En la vida cotidiana el hombre debe sacar del misterio de la redención del cuerpo la inspiración y la fuerza para superar el mal que está adormecido en él bajo la forma de la triple concupiscencia. El hombre y la mujer, unidos en matrimonio, han de iniciar cada día la aventura de la indisoluble unión de esa alianza que han establecido entre ellos. Pero también el hombre y la mujer, que han escogido voluntariamente la continencia por el reino de los cielos, deben dar diariamente testimonio vivo de la fidelidad a esa opción, acogiendo las orientaciones de Cristo en el Evangelio, y las del Apóstol Pablo en la primera Carta a los Corintios. En todo caso se trata de la esperanza de cada día que, en consonancia con los deberes comunes y las dificultades de la vida humana, ayuda a vencer «al mal con el bien» (Rom 12, 21).

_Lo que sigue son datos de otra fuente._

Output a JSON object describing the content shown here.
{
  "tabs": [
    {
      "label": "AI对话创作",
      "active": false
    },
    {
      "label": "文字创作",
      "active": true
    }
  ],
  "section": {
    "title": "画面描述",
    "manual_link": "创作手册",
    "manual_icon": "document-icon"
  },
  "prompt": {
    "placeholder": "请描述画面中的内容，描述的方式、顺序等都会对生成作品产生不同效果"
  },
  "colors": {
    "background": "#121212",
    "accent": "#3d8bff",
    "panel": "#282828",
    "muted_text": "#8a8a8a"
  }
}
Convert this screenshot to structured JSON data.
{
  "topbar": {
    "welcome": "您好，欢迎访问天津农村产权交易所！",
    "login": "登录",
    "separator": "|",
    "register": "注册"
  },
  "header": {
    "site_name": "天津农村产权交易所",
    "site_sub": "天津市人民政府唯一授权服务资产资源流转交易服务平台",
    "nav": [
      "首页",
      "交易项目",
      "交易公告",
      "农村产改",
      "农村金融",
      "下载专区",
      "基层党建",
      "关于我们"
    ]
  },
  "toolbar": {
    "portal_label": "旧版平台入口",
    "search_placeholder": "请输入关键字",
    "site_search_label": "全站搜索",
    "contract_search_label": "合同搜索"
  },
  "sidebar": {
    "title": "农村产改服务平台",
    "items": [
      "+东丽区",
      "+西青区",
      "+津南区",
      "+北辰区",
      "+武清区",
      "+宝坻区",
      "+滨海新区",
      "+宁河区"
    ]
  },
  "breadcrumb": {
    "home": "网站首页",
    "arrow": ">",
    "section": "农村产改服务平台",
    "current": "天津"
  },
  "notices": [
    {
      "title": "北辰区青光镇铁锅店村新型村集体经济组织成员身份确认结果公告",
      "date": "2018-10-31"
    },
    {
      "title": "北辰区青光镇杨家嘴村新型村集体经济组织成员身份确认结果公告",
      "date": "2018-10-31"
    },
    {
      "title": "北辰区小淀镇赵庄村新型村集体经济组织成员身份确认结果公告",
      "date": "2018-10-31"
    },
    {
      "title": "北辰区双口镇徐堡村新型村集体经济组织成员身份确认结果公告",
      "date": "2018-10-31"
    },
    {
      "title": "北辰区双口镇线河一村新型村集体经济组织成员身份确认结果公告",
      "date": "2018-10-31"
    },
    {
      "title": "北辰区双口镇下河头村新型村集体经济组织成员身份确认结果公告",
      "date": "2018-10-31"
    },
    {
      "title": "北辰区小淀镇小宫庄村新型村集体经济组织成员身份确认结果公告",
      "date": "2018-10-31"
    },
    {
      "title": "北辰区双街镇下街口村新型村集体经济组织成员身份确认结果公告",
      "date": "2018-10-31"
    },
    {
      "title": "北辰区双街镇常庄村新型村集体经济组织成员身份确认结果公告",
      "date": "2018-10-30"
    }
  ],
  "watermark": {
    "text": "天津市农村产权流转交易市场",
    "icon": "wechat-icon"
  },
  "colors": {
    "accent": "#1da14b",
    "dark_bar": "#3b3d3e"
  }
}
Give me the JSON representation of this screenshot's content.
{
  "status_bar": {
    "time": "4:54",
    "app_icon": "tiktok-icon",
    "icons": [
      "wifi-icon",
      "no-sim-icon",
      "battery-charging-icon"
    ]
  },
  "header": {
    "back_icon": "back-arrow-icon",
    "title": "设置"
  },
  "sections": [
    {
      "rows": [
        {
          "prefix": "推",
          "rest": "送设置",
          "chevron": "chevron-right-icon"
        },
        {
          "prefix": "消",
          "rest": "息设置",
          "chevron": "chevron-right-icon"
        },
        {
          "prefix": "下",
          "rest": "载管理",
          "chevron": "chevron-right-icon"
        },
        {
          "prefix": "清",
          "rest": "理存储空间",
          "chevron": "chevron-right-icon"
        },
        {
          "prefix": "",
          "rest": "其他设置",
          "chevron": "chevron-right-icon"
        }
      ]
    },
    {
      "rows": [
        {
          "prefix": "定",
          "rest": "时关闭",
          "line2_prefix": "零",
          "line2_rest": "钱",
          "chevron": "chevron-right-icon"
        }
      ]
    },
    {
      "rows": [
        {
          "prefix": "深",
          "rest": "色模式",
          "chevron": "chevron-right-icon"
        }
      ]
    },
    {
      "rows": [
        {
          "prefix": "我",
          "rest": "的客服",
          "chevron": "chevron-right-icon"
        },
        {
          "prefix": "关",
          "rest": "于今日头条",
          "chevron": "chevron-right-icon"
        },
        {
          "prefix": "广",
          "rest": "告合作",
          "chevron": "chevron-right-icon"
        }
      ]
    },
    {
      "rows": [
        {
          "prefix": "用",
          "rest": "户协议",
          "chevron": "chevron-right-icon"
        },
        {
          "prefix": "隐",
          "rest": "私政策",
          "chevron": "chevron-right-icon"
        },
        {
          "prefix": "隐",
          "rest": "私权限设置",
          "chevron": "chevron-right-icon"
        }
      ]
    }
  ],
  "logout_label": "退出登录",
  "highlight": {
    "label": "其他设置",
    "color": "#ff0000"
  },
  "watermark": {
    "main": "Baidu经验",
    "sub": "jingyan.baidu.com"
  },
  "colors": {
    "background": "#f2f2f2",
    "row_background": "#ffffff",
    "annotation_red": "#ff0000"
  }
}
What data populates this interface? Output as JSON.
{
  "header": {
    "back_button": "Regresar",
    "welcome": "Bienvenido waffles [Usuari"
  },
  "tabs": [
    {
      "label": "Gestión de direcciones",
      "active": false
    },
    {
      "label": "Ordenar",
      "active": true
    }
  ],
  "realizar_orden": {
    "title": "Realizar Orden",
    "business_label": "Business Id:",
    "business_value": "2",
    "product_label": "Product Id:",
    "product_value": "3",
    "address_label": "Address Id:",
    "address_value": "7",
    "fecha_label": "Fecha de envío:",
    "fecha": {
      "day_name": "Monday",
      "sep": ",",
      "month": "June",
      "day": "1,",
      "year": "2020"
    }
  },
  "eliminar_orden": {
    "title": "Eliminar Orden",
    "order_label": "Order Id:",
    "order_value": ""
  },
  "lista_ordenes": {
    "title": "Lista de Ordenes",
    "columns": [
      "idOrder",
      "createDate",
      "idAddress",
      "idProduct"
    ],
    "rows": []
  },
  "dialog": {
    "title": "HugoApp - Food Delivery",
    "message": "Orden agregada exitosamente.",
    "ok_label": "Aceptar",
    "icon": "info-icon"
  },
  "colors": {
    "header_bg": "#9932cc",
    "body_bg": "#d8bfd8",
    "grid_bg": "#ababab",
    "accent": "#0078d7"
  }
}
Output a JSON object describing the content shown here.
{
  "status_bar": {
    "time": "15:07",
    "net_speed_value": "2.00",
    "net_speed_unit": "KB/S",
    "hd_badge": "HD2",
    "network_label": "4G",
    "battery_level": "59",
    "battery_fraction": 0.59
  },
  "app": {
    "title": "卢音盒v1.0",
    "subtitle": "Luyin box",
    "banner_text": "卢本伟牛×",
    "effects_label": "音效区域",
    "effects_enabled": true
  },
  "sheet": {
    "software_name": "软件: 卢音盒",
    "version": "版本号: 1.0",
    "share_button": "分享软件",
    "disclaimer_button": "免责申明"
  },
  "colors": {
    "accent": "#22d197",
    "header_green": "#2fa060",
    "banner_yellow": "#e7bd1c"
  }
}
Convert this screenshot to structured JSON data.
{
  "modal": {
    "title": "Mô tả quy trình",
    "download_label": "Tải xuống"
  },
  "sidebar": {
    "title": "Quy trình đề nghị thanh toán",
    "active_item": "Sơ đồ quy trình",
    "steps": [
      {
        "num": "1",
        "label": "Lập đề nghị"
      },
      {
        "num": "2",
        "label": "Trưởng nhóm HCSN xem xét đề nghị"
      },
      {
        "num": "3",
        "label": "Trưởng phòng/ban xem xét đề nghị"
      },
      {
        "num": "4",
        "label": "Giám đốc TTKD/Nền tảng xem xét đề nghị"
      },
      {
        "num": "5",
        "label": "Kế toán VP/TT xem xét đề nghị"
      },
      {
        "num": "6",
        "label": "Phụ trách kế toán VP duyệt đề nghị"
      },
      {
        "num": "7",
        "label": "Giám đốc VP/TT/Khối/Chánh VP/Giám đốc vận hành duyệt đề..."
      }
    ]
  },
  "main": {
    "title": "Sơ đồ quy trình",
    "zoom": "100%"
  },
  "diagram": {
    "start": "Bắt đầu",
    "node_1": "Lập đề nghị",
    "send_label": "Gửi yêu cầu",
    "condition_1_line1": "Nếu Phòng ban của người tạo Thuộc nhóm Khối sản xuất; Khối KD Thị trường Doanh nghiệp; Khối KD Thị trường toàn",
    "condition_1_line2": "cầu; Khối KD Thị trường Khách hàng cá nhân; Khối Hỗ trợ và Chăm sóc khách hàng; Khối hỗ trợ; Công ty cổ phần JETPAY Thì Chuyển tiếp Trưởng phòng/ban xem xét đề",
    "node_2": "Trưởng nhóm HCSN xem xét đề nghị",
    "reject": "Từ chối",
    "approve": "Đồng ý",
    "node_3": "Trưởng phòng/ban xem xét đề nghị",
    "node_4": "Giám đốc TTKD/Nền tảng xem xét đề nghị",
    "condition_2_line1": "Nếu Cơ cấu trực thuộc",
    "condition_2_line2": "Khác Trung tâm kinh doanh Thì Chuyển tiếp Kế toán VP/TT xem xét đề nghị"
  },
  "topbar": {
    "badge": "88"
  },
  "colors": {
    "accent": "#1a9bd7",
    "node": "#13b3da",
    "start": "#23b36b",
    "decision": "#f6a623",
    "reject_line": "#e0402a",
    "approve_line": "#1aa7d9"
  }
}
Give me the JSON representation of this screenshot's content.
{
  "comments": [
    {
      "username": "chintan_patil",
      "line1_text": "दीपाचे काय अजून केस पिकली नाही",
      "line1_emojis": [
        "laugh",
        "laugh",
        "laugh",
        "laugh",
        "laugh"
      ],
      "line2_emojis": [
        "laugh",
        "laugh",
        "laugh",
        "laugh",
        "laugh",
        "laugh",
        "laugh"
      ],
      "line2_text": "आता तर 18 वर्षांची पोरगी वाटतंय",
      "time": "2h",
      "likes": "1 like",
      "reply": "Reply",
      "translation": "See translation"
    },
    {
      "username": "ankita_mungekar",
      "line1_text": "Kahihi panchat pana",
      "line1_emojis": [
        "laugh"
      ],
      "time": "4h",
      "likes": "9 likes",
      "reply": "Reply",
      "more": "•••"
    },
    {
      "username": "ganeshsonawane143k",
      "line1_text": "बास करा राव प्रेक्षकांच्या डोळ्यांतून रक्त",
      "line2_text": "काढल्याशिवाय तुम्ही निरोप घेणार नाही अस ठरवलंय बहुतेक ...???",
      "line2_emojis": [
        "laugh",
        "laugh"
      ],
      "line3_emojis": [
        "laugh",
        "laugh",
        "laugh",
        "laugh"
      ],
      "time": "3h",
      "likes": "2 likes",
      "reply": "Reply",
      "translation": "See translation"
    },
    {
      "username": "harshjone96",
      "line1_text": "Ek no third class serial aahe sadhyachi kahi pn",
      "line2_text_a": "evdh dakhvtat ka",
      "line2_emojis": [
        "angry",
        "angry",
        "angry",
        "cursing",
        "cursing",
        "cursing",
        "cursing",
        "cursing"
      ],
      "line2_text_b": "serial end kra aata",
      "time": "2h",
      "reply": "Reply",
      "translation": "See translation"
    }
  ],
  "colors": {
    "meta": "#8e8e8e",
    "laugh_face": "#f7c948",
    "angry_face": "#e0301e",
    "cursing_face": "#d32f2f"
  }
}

Penetrando en la vida diaria con la dimensión de la moral humana, la redención del cuerpo ayuda, en primer lugar, a descubrir todo ese bien con el que el hombre logra la victoria sobre el pecado y sobre la concupiscencia. Las palabras de Cristo, que traen su origen de la profundidad divina del misterio de la redención, permiten descubrir y reforzar esa vinculación que existe entre la dignidad del ser humano y el significado nupcial de su cuerpo. Permiten comprender y realizar en la práctica, según ese significado, la libertad plena del don, que de una forma se expresa a través del matrimonio indisoluble, y de otra forma se expresa mediante la abstención del matrimonio por el reino de los cielos. A través de estos caminos diversos Cristo revela plenamente el hombre al hombre, dándole a conocer «su altísima vocación». Esta vocación se halla inscrita en el hombre precisamente mediante el misterio de la redención del cuerpo.

Todo lo que he querido decir en el curso de nuestras meditaciones, para comprender las palabras de Cristo, tiene su fundamento definitivo en el misterio de la redención del cuerpo.

Reflexión: ¿Soy consciente cada día de que Cristo me redimió y de que eso me da la victoria sobre el pecado?